With these you answer "yes" to stop:
abort_noattach
abort_nosubject
abort_unmodified
postpone

While with these you answer no:
delete
pop_delete
print
quit

The upside is the first four all have to do with message composition, so
generally choosing "yes" during message composition is the safe answer!

For your case, you may want to try setting $abort_noattach to "yes", and
then adding a 'Y' macro to override:

macro compose Y '<enter-command>set abort_noattach=no<enter>\
<send-message><enter-command>set abort_noattach=yes<enter>'
--
Kevin J. McCarthy
GPG Fingerprint: 8975 A9B3 3AA3 7910 385C 5308 ADEF 7684 8031 6BDA
Ian Collier
2018-11-02 17:53:05 UTC
Permalink
Post by Daan van Rossum
abort_noattach
abort_nosubject
abort_unmodified
postpone
The postpone question is special because both answers stop.
In fact, if you quit accidentally and get asked the question
"Postpone this message? ([yes]/no):" then what you should never
do is answer "no" on the grounds that you want to continue editing
the message instead of postponing it, because that will actually
discard the message.

imc
Patrick Shanahan
2018-11-02 21:19:17 UTC
Permalink
Post by Ian Collier
Post by Daan van Rossum
abort_noattach
abort_nosubject
abort_unmodified
postpone
The postpone question is special because both answers stop.
In fact, if you quit accidentally and get asked the question
"Postpone this message? ([yes]/no):" then what you should never
do is answer "no" on the grounds that you want to continue editing
the message instead of postponing it, because that will actually
discard the message.
yes, you *should* <ctrl><g>
to abort the questioned action

you cannot expect mutt to know what or when you make an unintended action.
--
(paka)Patrick Shanahan Plainfield, Indiana, USA @ptilopteri
http://en.opensuse.org openSUSE Community Member facebook/ptilopteri
Registered Linux User #207535 @ http://linuxcounter.net
Photos: http://wahoo.no-ip.org/piwigo paka @ IRCnet freenode
Cameron Simpson
2018-11-02 21:36:07 UTC
Permalink
Post by Patrick Shanahan
Post by Ian Collier
Post by Daan van Rossum
abort_noattach
abort_nosubject
abort_unmodified
postpone
The postpone question is special because both answers stop.
In fact, if you quit accidentally and get asked the question
"Postpone this message? ([yes]/no):" then what you should never
do is answer "no" on the grounds that you want to continue editing
the message instead of postponing it, because that will actually
discard the message.
yes, you *should* <ctrl><g>
to abort the questioned action
you cannot expect mutt to know what or when you make an unintended action.
No, but you can and often should make the default answers to questions
(a) not throw data away and (b) more generally, not do harm.

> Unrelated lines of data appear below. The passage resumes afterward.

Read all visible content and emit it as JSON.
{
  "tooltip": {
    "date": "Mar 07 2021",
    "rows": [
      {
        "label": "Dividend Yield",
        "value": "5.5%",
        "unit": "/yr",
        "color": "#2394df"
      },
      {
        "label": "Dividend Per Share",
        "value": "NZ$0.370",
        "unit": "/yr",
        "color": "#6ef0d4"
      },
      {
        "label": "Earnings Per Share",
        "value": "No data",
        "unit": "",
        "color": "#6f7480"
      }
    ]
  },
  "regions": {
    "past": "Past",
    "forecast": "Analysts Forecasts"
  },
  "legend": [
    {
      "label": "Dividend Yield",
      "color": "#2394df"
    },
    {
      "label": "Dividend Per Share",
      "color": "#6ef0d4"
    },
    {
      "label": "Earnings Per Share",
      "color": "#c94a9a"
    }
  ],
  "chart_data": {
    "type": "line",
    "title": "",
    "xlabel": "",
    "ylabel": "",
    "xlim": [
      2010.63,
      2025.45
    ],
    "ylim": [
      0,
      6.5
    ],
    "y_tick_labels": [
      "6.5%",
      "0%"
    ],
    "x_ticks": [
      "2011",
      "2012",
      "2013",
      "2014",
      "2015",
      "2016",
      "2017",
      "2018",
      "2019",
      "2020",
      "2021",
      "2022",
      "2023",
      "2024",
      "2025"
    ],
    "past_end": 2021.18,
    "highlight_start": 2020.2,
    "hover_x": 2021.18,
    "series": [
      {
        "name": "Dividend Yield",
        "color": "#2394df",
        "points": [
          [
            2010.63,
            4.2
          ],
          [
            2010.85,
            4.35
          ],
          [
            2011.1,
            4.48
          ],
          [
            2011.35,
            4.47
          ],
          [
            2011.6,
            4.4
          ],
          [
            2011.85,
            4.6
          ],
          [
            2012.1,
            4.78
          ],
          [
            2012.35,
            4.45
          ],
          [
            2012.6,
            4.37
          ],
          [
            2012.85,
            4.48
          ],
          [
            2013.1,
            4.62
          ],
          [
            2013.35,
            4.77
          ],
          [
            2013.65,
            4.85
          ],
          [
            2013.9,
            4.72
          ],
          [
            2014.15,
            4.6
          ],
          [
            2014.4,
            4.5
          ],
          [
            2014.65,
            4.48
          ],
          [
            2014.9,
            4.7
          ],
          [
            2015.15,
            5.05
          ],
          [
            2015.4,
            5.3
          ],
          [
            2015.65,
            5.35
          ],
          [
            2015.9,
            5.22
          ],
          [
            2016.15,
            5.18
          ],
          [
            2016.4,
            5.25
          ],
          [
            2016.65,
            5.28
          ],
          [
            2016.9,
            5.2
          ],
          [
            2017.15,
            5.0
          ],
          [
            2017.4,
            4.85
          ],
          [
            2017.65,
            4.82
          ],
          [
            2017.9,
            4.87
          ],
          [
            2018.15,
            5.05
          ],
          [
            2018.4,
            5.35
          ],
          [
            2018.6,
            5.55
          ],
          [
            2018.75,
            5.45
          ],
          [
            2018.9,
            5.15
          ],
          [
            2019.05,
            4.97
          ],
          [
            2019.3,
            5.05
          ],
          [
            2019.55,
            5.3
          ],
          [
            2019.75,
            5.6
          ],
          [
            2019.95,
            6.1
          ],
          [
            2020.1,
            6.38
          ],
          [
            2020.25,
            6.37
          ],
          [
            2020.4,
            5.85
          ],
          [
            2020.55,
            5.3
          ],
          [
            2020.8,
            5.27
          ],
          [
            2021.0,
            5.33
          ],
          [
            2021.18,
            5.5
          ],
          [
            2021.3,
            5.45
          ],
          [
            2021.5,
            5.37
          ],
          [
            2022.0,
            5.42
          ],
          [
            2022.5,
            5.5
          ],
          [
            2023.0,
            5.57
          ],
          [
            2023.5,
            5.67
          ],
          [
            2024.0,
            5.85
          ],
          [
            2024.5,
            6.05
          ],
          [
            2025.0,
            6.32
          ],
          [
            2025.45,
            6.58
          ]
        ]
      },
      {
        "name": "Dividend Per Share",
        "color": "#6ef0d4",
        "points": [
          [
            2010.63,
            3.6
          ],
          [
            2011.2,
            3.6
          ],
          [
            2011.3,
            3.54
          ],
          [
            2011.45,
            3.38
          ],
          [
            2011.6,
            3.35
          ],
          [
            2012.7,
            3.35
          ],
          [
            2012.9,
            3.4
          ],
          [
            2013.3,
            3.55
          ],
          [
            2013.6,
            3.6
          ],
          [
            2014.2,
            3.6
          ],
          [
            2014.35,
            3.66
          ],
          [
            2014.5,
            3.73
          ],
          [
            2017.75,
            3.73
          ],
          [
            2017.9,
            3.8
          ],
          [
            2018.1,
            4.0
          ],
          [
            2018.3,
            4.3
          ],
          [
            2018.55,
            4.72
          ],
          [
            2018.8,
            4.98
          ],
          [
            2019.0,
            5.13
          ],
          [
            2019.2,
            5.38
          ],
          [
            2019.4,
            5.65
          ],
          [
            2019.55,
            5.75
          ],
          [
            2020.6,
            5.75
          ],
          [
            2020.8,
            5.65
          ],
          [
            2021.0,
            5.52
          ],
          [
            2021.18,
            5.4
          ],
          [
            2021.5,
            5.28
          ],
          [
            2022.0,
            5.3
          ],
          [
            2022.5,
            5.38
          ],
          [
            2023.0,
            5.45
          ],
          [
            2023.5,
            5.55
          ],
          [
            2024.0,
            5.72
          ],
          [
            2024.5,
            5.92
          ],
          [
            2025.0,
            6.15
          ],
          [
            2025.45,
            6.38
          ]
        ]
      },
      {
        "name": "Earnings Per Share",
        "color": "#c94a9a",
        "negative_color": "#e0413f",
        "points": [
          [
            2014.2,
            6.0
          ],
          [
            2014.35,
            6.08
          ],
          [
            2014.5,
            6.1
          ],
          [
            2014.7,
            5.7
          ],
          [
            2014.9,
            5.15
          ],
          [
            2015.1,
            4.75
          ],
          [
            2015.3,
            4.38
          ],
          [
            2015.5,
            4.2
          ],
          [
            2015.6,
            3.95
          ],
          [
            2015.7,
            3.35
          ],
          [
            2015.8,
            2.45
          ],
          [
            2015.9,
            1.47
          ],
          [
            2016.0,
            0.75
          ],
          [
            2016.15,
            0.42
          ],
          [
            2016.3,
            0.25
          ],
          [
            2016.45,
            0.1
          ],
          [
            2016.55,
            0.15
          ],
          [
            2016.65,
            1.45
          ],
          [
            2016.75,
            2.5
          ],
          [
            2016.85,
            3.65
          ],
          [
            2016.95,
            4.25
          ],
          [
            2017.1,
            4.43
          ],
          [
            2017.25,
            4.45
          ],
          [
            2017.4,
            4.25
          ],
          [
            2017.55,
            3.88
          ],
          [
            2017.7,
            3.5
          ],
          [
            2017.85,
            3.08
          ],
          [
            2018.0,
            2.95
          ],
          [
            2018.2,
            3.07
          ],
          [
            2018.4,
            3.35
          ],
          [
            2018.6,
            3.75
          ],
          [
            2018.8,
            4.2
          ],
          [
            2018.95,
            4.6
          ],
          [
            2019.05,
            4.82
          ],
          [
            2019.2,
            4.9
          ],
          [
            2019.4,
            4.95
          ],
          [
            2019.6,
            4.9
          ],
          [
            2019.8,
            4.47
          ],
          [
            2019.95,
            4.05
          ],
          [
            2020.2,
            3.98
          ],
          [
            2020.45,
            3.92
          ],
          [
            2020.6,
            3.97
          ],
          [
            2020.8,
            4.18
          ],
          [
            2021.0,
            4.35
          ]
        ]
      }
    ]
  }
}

On that basis: postpone should default to yes.

Now, on the premise of Heuer's Law:

If it can't be turned off, it's not a feature. - Karl Heuer

the settings of postpone and abort_noattach etc should constitute the
defaults, and mutt's _unconfigured_ state should set these to "do no
harm, lose no data" defaults.

My personal practice is that (a) defaults should do the least harm and
that (b) the default answer should be "no" or "false" consistently, and
options construed such that "no" or "false" means the safer choice.

As an example, when I write Python functions with optional Boolean
parameters, those parameters _always_ default to False, and the
parameter's name is so defined that False is the safer (or less weird,
when "safer" is less well defined) mode.